The "weak hitting" Pirates lineup starred (legitimately) Ralph Kiner and (sorta) Gus Bell, but dropped off a cliff thereafter. Their first and second basemen, to pick just one position, hit a total of 4 homers all year. What do you call that level of performance? "Donner-Party-esque?" But while it's true that most Pittsburgh batters couldn't hit a barn with hay-targeting missiles, this card text oversimplifies Dickson's 1951 season.
I think Murry won 20 games (against 16 losses) in 1951 by sheer volume, as he started 35 times and relieved 10 more.

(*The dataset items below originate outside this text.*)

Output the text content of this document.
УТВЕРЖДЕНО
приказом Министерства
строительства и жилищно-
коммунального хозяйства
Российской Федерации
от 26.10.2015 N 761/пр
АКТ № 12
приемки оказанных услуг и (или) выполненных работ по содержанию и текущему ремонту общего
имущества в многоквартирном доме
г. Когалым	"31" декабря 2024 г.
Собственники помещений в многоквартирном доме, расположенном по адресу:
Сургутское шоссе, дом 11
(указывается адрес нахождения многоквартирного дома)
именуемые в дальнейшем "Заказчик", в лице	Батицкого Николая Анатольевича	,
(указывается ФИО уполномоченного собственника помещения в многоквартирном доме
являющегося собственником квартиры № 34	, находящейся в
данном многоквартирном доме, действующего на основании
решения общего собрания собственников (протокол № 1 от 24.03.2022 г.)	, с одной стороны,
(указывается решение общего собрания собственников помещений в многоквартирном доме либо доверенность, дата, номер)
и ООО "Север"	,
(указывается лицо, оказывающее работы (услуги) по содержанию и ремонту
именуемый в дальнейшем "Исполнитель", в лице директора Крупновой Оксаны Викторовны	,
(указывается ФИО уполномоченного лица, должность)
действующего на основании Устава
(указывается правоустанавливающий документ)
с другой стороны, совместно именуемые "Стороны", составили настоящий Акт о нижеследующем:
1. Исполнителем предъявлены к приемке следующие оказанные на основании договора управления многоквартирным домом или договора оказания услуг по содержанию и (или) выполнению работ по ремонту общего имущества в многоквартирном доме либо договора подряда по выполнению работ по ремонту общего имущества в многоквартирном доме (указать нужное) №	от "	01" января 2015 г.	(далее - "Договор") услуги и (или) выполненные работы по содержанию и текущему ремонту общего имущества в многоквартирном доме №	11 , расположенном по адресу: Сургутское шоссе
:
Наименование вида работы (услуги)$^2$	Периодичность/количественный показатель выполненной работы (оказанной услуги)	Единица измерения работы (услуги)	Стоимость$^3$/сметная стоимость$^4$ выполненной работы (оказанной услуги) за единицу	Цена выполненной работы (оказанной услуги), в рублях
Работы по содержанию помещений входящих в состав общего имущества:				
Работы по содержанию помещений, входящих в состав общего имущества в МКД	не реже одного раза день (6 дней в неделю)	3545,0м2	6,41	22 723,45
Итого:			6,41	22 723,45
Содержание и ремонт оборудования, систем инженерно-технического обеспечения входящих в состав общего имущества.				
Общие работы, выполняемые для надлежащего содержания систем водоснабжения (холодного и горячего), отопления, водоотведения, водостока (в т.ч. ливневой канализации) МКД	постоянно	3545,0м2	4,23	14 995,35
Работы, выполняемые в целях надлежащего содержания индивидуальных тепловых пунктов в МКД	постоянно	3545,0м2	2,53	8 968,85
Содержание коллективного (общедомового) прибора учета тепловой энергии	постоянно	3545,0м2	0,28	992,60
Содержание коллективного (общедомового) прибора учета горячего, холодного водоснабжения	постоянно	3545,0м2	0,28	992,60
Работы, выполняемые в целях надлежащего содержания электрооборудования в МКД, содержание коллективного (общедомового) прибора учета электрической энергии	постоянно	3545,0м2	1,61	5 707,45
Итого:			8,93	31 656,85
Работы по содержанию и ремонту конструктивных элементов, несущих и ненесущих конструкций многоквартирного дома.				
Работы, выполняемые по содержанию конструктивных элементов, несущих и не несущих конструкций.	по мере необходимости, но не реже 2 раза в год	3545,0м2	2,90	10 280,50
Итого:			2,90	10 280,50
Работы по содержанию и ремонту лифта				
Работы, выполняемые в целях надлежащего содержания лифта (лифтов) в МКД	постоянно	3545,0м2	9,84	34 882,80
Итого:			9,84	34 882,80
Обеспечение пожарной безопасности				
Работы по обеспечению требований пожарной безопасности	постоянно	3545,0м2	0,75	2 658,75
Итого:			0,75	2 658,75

All that work meant bigger numbers across the board: Dickson led the league in hits allowed, earned runs, and homers, thanks to a career-high 1241 batters faced. (For comparison, only one MLB pitcher since 2005 faced 1000+, and just barely: Felix Hernandez pitched to 1001 in 2010). Someone had to get credit for Pittsburgh's 64 victories and Dickson filled the role. Good on him for sticking it out, but his 20-win season doesn't mean quite what it seems on the surface.
Red Man tobacco released these colorful sets of AL and NL stars every year from 1952 to 1955, fronts featuring painted players and backs with mail-in product offers. The collector-made RedManCards.com site offers set checklists and a ton of scans; check it out for more of this classic 1950s look.
Value: Lesser-known Red Man players in low-grade cost $5. Note the "cut along this line" bottom border; higher-grade collectors want intact cards with a tab, so pay more for those uncut versions.
Fakes / reprints: Red Man reprints exist for both original sets and as a base design for modern players. I haven't seen any fakes in the marketplace, but it's possible, given the stature of guys like Willie Mays, Stan Musial, and Yogi Berra.